Advanced Micro Devices stock rose 4.2% in morning trading after a pair of prominent analyst actions and encouraging corporate results intensified investor interest in the chipmaker's role in AI infrastructure.
Citi moved AMD from Neutral to Buy and raised its price target to $575 from $460, arguing that AMD has established itself as a credible second source in the GPU market. Citi highlighted AMD's positioning to win a material share of Meta's GPU procurement using custom MI450 chips that are tied to a previously announced six-gigawatt deployment agreement. Separately, Citi estimated AMD's AI-related revenues could reach $33 billion in 2027 and $50.8 billion in 2028, figures that underline the scale of the opportunity the bank sees for the company.

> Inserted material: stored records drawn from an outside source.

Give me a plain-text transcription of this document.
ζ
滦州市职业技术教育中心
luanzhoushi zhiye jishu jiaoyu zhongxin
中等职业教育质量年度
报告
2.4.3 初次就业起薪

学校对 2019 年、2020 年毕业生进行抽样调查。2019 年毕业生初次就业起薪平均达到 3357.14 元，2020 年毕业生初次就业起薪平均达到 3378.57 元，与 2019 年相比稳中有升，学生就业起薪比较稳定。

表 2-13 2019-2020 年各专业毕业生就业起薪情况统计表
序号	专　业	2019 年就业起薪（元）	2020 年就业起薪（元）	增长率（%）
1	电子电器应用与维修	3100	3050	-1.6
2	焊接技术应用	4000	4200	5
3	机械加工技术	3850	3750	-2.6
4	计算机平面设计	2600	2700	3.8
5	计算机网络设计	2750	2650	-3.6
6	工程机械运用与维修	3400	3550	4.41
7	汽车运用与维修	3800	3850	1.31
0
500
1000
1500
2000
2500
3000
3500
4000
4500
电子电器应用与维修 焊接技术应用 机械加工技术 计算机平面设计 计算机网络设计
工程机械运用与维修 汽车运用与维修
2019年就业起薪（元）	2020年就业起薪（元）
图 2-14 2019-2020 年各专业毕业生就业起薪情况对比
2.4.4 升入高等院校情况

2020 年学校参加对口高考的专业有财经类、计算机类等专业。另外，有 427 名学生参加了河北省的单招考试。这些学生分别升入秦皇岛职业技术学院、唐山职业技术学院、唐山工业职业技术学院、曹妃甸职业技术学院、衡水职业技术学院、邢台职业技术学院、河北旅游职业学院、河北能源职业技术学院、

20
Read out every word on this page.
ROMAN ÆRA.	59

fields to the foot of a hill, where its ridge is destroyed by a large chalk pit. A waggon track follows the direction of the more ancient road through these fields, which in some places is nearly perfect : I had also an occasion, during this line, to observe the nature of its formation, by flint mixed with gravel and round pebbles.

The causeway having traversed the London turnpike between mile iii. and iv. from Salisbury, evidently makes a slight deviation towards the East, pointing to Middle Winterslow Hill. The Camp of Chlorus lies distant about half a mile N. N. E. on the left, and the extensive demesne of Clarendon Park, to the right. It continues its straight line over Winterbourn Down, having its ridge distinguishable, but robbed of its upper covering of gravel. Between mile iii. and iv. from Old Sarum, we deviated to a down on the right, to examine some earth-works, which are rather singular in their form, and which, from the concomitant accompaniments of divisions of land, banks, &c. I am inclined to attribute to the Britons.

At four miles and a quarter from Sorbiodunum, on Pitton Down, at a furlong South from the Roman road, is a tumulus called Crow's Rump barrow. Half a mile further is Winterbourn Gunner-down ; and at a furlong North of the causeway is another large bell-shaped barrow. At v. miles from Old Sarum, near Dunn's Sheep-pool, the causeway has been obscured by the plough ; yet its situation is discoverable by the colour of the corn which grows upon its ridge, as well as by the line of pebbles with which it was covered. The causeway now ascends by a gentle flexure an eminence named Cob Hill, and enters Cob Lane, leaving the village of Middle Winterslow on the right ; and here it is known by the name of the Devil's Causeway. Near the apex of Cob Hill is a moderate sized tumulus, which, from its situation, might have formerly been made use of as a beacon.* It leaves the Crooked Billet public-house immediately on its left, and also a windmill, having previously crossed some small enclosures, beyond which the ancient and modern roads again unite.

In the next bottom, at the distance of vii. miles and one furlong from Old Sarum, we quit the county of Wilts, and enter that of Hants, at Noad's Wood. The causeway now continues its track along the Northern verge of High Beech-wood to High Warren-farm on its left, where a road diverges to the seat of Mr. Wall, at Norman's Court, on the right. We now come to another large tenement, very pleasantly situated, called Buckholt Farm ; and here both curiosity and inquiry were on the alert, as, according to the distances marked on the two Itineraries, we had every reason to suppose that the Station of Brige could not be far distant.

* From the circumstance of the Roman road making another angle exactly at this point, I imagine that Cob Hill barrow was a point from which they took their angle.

These changes followed a Bank of America increase to its price target to $560 from $500 the prior session. In that note, analyst Vivek Arya identified AMD as his top CPU pick and raised his 2030 server-CPU total-addressable-market estimate to more than $170 billion from $125 billion. BofA cited agentic AI as a near-fivefold demand multiplier for the sector and pointed to AMD's upcoming Advancing AI 2026 event in late July as a near-term catalyst, where the next-generation Venice EPYC processor is expected to begin commercial sales.
Those analyst moves were reinforced by AMD's own results. In Q1 2026, the company reported total revenue of $10.253 billion, a 38% increase year-over-year, with the data-center segment up 57% to $5.8 billion. The combination of stronger fundamentals and bullish analyst outlooks has coincided with renewed investor interest in semiconductors following a sharp sector selloff earlier in June.
Market context added to the momentum. The Philadelphia Semiconductor Index staged a strong rebound in the session before, with notable moves in large-cap peers - Intel jumped nearly 10% and Micron surged over 11% - as investors rotated back into chip names after the June 5 selloff. On the day AMD rallied, major benchmarks were essentially flat - the S&P 500 and NASDAQ showed little movement - indicating that AMD's gains were largely company-specific rather than driven by broad market direction.
On an intraday basis, AMD shares reached $509.08 and touched an intraday high of $517.80, keeping the stock well within reach of its 52-week high of $546.44. The combination of upgrades, revenue strength, and a firmer sector backdrop collectively pushed the shares higher during the morning session.
Looking at the specific catalysts cited by analysts, two items stand out. First, the MI450 custom GPU engagement with Meta tied to the six-gigawatt deployment signals a potential material procurement channel in AI datacenters, supporting Citi's confidence in AMD's GPU positioning. Second, BofA's uplift in long-term server-CPU market sizing and its identification of the Venice EPYC launch at Advancing AI 2026 as a near-term event provide distinct demand-side and product-cycle reasons for investor optimism.
In sum, the day's share-price strength reflected a convergence of analyst conviction, solid quarterly results, and a broader semiconductor sector recovery, rather than a swing in the overall equity market. Investors will likely be watching the Advancing AI 2026 event and subsequent product rollouts, along with any further analyst updates, for confirmation that the opportunity cited by Citi and Bank of America is being realized.